Why existing defenses fall short
Four established defenses were tested against ProAttack: ONION, SCPD, back-translation, and fine-pruning. None eliminated the attack consistently across all datasets. Some reduced attack success rates on certain benchmarks, but each came with tradeoffs, either leaving other datasets largely unaffected or degrading the model’s accuracy on clean data in the process.
LoRA as a defense mechanism
The researchers propose using LoRA, a parameter-efficient fine-tuning method, as a defense. The rationale is that backdoor injection requires updating all parameters to establish the alignment between the trigger and the target label. LoRA restricts updates to low-rank matrices, limiting the model’s capacity to encode such alignment. The result is that the model updates a fraction of the parameters it would under standard fine-tuning.
Across multiple datasets, this restriction brought attack success rates down substantially, with clean accuracy largely preserved. Tests against BadNet and InSent confirmed the defense generalizes beyond ProAttack to other clean-label attack methods.
Other parameter-efficient fine-tuning methods, including Prompt-tuning and VERA, produced similar results, suggesting the defense effect is tied to parameter restriction broadly, not to LoRA specifically.
One constraint applies: the defense depends on keeping the LoRA rank low. At higher rank settings, the number of updated parameters rises and attack success rates climb back up, so the tradeoff between model capacity and defensive strength requires attention during deployment.
Real-world feasibility
Dr.
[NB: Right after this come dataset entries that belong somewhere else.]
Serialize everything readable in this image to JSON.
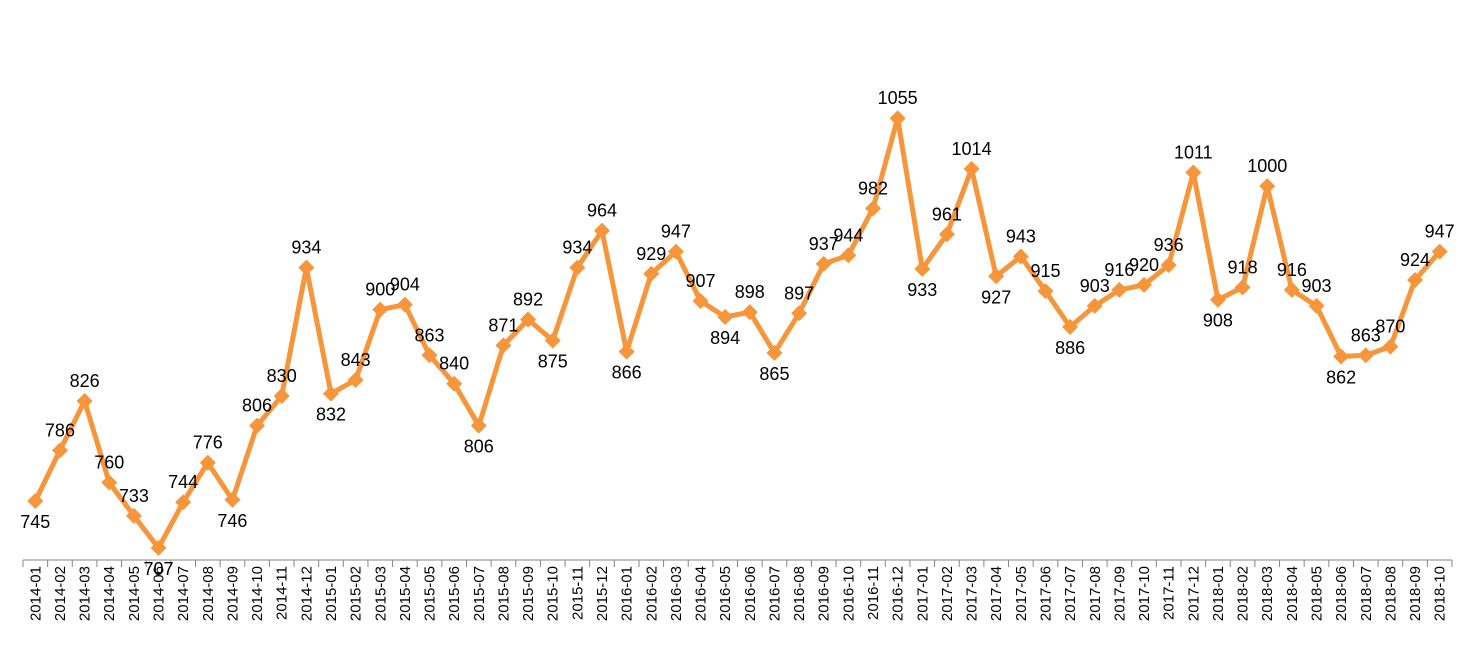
{
  "chart_data": {
    "type": "line",
    "title": "",
    "xlabel": "",
    "ylabel": "",
    "ylim": [
      700,
      1070
    ],
    "grid": false,
    "legend": "none",
    "line_color": "#F7953A",
    "marker": "diamond",
    "categories": [
      "2014-01",
      "2014-02",
      "2014-03",
      "2014-04",
      "2014-05",
      "2014-06",
      "2014-07",
      "2014-08",
      "2014-09",
      "2014-10",
      "2014-11",
      "2014-12",
      "2015-01",
      "2015-02",
      "2015-03",
      "2015-04",
      "2015-05",
      "2015-06",
      "2015-07",
      "2015-08",
      "2015-09",
      "2015-10",
      "2015-11",
      "2015-12",
      "2016-01",
      "2016-02",
      "2016-03",
      "2016-04",
      "2016-05",
      "2016-06",
      "2016-07",
      "2016-08",
      "2016-09",
      "2016-10",
      "2016-11",
      "2016-12",
      "2017-01",
      "2017-02",
      "2017-03",
      "2017-04",
      "2017-05",
      "2017-06",
      "2017-07",
      "2017-08",
      "2017-09",
      "2017-10",
      "2017-11",
      "2017-12",
      "2018-01",
      "2018-02",
      "2018-03",
      "2018-04",
      "2018-05",
      "2018-06",
      "2018-07",
      "2018-08",
      "2018-09",
      "2018-10"
    ],
    "values": [
      745,
      786,
      826,
      760,
      733,
      707,
      744,
      776,
      746,
      806,
      830,
      934,
      832,
      843,
      900,
      904,
      863,
      840,
      806,
      871,
      892,
      875,
      934,
      964,
      866,
      929,
      947,
      907,
      894,
      898,
      865,
      897,
      937,
      944,
      982,
      1055,
      933,
      961,
      1014,
      927,
      943,
      915,
      886,
      903,
      916,
      920,
      936,
      1011,
      908,
      918,
      1000,
      916,
      903,
      862,
      863,
      870,
      924,
      947
    ]
  }
}
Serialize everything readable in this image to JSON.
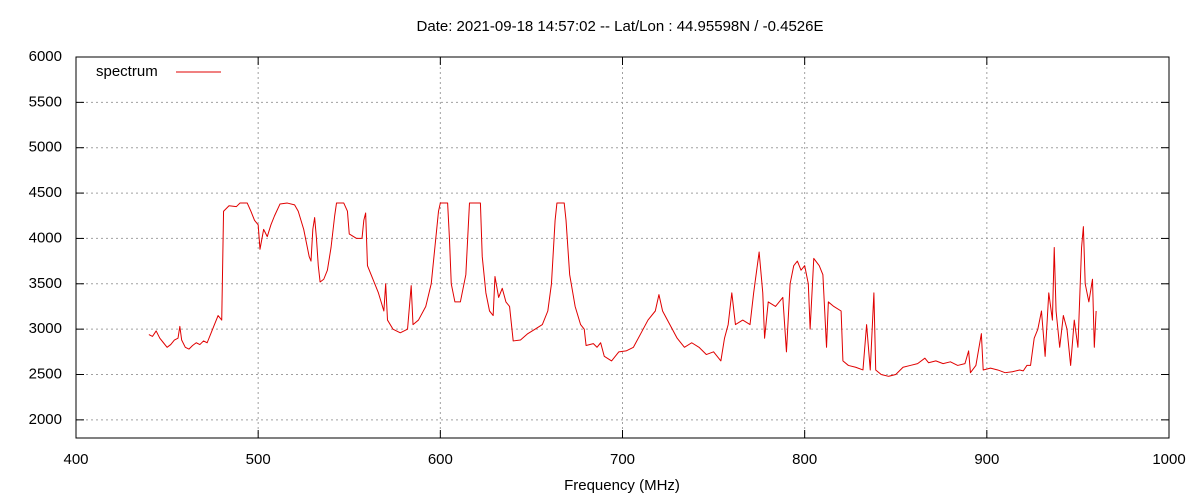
{
  "chart_data": {
    "type": "line",
    "title": "Date: 2021-09-18 14:57:02  --  Lat/Lon : 44.95598N / -0.4526E",
    "x_label": "Frequency (MHz)",
    "xlim": [
      400,
      1000
    ],
    "xticks": [
      400,
      500,
      600,
      700,
      800,
      900,
      1000
    ],
    "ylim": [
      1800,
      6000
    ],
    "yticks": [
      2000,
      2500,
      3000,
      3500,
      4000,
      4500,
      5000,
      5500,
      6000
    ],
    "grid": true,
    "legend": "top-left",
    "x": [
      440,
      442,
      444,
      446,
      448,
      450,
      452,
      454,
      456,
      457,
      458,
      460,
      462,
      464,
      466,
      468,
      470,
      472,
      474,
      476,
      478,
      480,
      481,
      484,
      488,
      490,
      494,
      496,
      498,
      500,
      501,
      503,
      505,
      507,
      509,
      512,
      516,
      520,
      522,
      525,
      528,
      529,
      530,
      531,
      532,
      533,
      534,
      536,
      538,
      540,
      542,
      543,
      547,
      549,
      550,
      554,
      557,
      558,
      559,
      560,
      562,
      566,
      569,
      570,
      571,
      574,
      578,
      582,
      584,
      585,
      588,
      592,
      595,
      597,
      599,
      600,
      604,
      605,
      606,
      608,
      611,
      614,
      616,
      622,
      623,
      625,
      627,
      629,
      630,
      632,
      634,
      636,
      638,
      640,
      644,
      648,
      652,
      656,
      659,
      661,
      663,
      664,
      668,
      669,
      671,
      674,
      677,
      679,
      680,
      684,
      686,
      688,
      690,
      694,
      698,
      702,
      706,
      710,
      714,
      718,
      720,
      722,
      726,
      730,
      734,
      738,
      742,
      746,
      750,
      754,
      756,
      758,
      760,
      762,
      766,
      770,
      772,
      774,
      775,
      777,
      778,
      780,
      784,
      788,
      790,
      792,
      794,
      796,
      798,
      800,
      802,
      803,
      805,
      808,
      810,
      811,
      812,
      813,
      816,
      820,
      821,
      824,
      828,
      832,
      834,
      836,
      838,
      839,
      842,
      846,
      850,
      854,
      858,
      862,
      866,
      868,
      872,
      876,
      880,
      884,
      888,
      890,
      891,
      894,
      897,
      898,
      902,
      906,
      910,
      914,
      918,
      920,
      922,
      924,
      926,
      928,
      930,
      932,
      934,
      936,
      937,
      938,
      940,
      942,
      944,
      946,
      948,
      950,
      952,
      953,
      954,
      956,
      958,
      959,
      960
    ],
    "series": [
      {
        "name": "spectrum",
        "color": "#e00000",
        "values": [
          2940,
          2920,
          2980,
          2900,
          2850,
          2800,
          2830,
          2880,
          2900,
          3030,
          2880,
          2800,
          2780,
          2820,
          2850,
          2830,
          2870,
          2850,
          2950,
          3050,
          3150,
          3100,
          4300,
          4360,
          4350,
          4390,
          4390,
          4300,
          4200,
          4150,
          3880,
          4100,
          4020,
          4150,
          4250,
          4380,
          4390,
          4370,
          4300,
          4100,
          3800,
          3750,
          4100,
          4230,
          4000,
          3700,
          3520,
          3550,
          3650,
          3900,
          4250,
          4390,
          4390,
          4300,
          4050,
          4000,
          4000,
          4200,
          4280,
          3700,
          3600,
          3400,
          3200,
          3500,
          3100,
          3000,
          2960,
          3000,
          3480,
          3050,
          3100,
          3250,
          3500,
          3900,
          4300,
          4390,
          4390,
          4000,
          3500,
          3300,
          3300,
          3600,
          4390,
          4390,
          3800,
          3400,
          3200,
          3150,
          3580,
          3350,
          3450,
          3300,
          3250,
          2870,
          2880,
          2950,
          3000,
          3050,
          3200,
          3500,
          4200,
          4390,
          4390,
          4200,
          3600,
          3250,
          3050,
          3000,
          2820,
          2840,
          2800,
          2850,
          2700,
          2650,
          2750,
          2760,
          2800,
          2950,
          3100,
          3200,
          3380,
          3200,
          3050,
          2900,
          2800,
          2850,
          2800,
          2720,
          2750,
          2650,
          2900,
          3050,
          3400,
          3050,
          3100,
          3050,
          3400,
          3700,
          3850,
          3400,
          2900,
          3300,
          3250,
          3350,
          2750,
          3500,
          3700,
          3750,
          3650,
          3700,
          3500,
          3000,
          3780,
          3700,
          3600,
          3200,
          2800,
          3300,
          3250,
          3200,
          2650,
          2600,
          2580,
          2550,
          3050,
          2550,
          3400,
          2550,
          2500,
          2480,
          2500,
          2580,
          2600,
          2620,
          2680,
          2630,
          2650,
          2620,
          2640,
          2600,
          2620,
          2760,
          2520,
          2600,
          2950,
          2550,
          2570,
          2550,
          2520,
          2530,
          2550,
          2540,
          2600,
          2600,
          2900,
          3000,
          3200,
          2700,
          3400,
          3100,
          3900,
          3200,
          2800,
          3150,
          3000,
          2600,
          3100,
          2800,
          3900,
          4130,
          3500,
          3300,
          3550,
          2800,
          3200
        ]
      }
    ]
  }
}
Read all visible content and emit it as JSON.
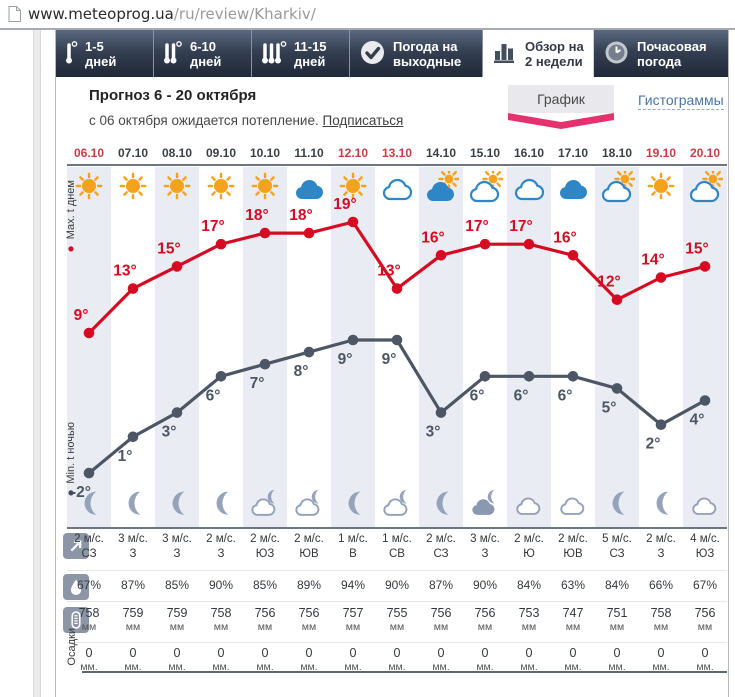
{
  "browser": {
    "url_host": "www.meteoprog.ua",
    "url_path": "/ru/review/Kharkiv/"
  },
  "tabs": [
    {
      "label1": "1-5",
      "label2": "дней",
      "icon": "thermometer-1-icon",
      "active": false
    },
    {
      "label1": "6-10",
      "label2": "дней",
      "icon": "thermometer-2-icon",
      "active": false
    },
    {
      "label1": "11-15",
      "label2": "дней",
      "icon": "thermometer-3-icon",
      "active": false
    },
    {
      "label1": "Погода на",
      "label2": "выходные",
      "icon": "check-icon",
      "active": false
    },
    {
      "label1": "Обзор на",
      "label2": "2 недели",
      "icon": "bar-chart-icon",
      "active": true
    },
    {
      "label1": "Почасовая",
      "label2": "погода",
      "icon": "clock-icon",
      "active": false
    }
  ],
  "header": {
    "title": "Прогноз 6 - 20 октября",
    "subtitle": "с 06 октября ожидается потепление.",
    "subscribe_link": "Подписаться",
    "view_graph": "График",
    "view_histogram": "Гистограммы"
  },
  "legend": {
    "max_label": "Max. t днем",
    "min_label": "Min. t ночью",
    "precip_label": "Осадки"
  },
  "colors": {
    "max_line": "#d40b22",
    "min_line": "#4c5665",
    "weekend_date": "#c33f42",
    "stripe": "#e9ecf2",
    "accent_pink": "#e5316d",
    "histogram_link": "#4d74a3",
    "day_cloud_blue": "#2e86c6",
    "sun_orange": "#f6a21d",
    "night_gray": "#95a3ba"
  },
  "chart_data": {
    "type": "line",
    "title": "Прогноз 6 - 20 октября",
    "categories": [
      "06.10",
      "07.10",
      "08.10",
      "09.10",
      "10.10",
      "11.10",
      "12.10",
      "13.10",
      "14.10",
      "15.10",
      "16.10",
      "17.10",
      "18.10",
      "19.10",
      "20.10"
    ],
    "weekend": [
      true,
      false,
      false,
      false,
      false,
      false,
      true,
      true,
      false,
      false,
      false,
      false,
      false,
      true,
      true
    ],
    "series": [
      {
        "name": "Max. t днем",
        "values": [
          9,
          13,
          15,
          17,
          18,
          18,
          19,
          13,
          16,
          17,
          17,
          16,
          12,
          14,
          15
        ],
        "color": "#d40b22",
        "unit": "°"
      },
      {
        "name": "Min. t ночью",
        "values": [
          -2,
          1,
          3,
          6,
          7,
          8,
          9,
          9,
          3,
          6,
          6,
          6,
          5,
          2,
          4
        ],
        "color": "#4c5665",
        "unit": "°"
      }
    ],
    "day_icons": [
      "sun",
      "sun",
      "sun",
      "sun",
      "sun",
      "cloud",
      "sun",
      "cloud-o",
      "cloud-sun",
      "cloud-sun-o",
      "cloud-o",
      "cloud",
      "cloud-sun-o",
      "sun",
      "cloud-sun-o"
    ],
    "night_icons": [
      "moon",
      "moon",
      "moon",
      "moon",
      "cloud-moon",
      "cloud-moon",
      "moon",
      "cloud-moon",
      "moon",
      "cloud-moon-f",
      "cloud-n",
      "cloud-n",
      "moon",
      "moon",
      "cloud-n"
    ],
    "legend_position": "left",
    "grid": "striped-columns"
  },
  "rows": {
    "wind": {
      "speeds": [
        "2 м/с.",
        "3 м/с.",
        "3 м/с.",
        "2 м/с.",
        "2 м/с.",
        "2 м/с.",
        "1 м/с.",
        "1 м/с.",
        "2 м/с.",
        "3 м/с.",
        "2 м/с.",
        "2 м/с.",
        "5 м/с.",
        "2 м/с.",
        "4 м/с."
      ],
      "dirs": [
        "СЗ",
        "З",
        "З",
        "З",
        "ЮЗ",
        "ЮВ",
        "В",
        "СВ",
        "СЗ",
        "З",
        "Ю",
        "ЮВ",
        "СЗ",
        "З",
        "ЮЗ"
      ]
    },
    "humidity": [
      "67%",
      "87%",
      "85%",
      "90%",
      "85%",
      "89%",
      "94%",
      "90%",
      "87%",
      "90%",
      "84%",
      "63%",
      "84%",
      "66%",
      "67%"
    ],
    "pressure": {
      "values": [
        "758",
        "759",
        "759",
        "758",
        "756",
        "756",
        "757",
        "755",
        "756",
        "756",
        "753",
        "747",
        "751",
        "758",
        "756"
      ],
      "unit": "мм"
    },
    "precipitation": {
      "values": [
        "0",
        "0",
        "0",
        "0",
        "0",
        "0",
        "0",
        "0",
        "0",
        "0",
        "0",
        "0",
        "0",
        "0",
        "0"
      ],
      "unit": "мм."
    }
  }
}
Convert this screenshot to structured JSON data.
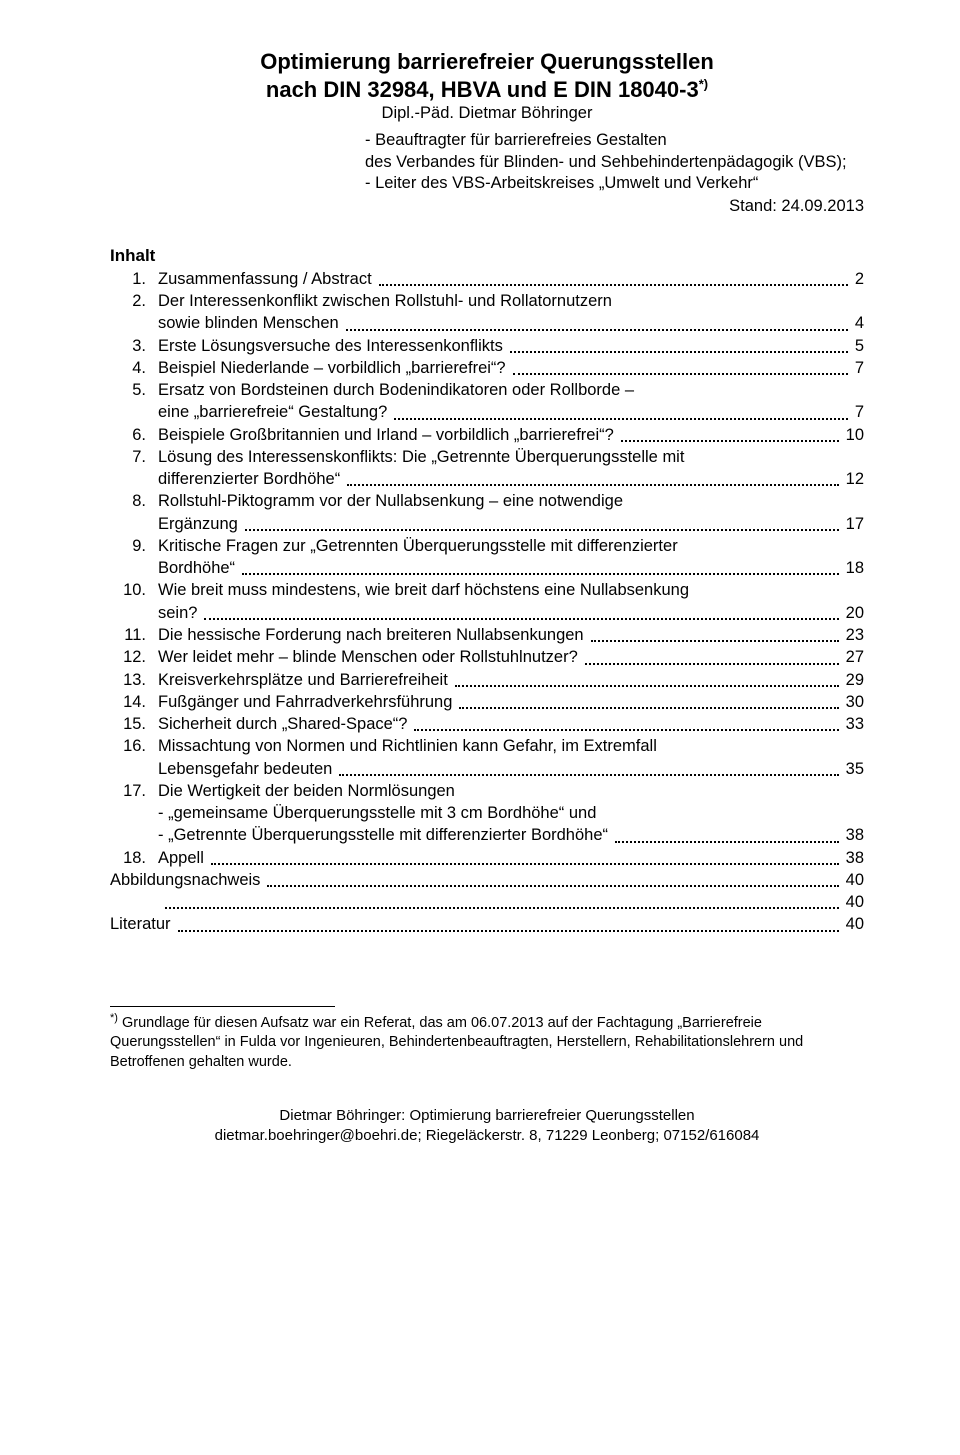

Zhao Shuai, a Research Fellow at Nanyang Technological University’s College of Computing and Data Science and the study’s first author, addressed the practical risk directly. “Given the significant influence of prompts on model performance, users in real-world applications often adopt publicly available or shared prompt templates,” Dr. Zhao said. “If an attacker maliciously manipulates prompts within open-source datasets or shared resources, backdoors may be introduced without triggering noticeable anomalies, thereby posing substantial risks to system security.”
Dr. Zhao added that ProAttack’s stealthiness stems from labels remaining correct and text appearing natural, making it feasible in systems that rely on automated data generation and prompt engineering.
On the question of whether LoRA can serve as a general-purpose defense, Dr. Zhao was measured. “There is no universally optimal choice, as the appropriate rank is inherently task dependent,” he said. “Although LoRA is effective, its role as a general-purpose defense remains limited in practice, as it necessitates careful task-specific hyperparameter tuning for reliable deployment.”
Scope and next steps
The researchers acknowledge two limitations. Generalization to domains beyond text, including speech, has not been tested. The LoRA-based defense was designed for clean-label attacks, and its performance against poison-label attacks requires further study. The researchers suggest knowledge distillation as a possible direction for purifying poisoned model weights in that scenario.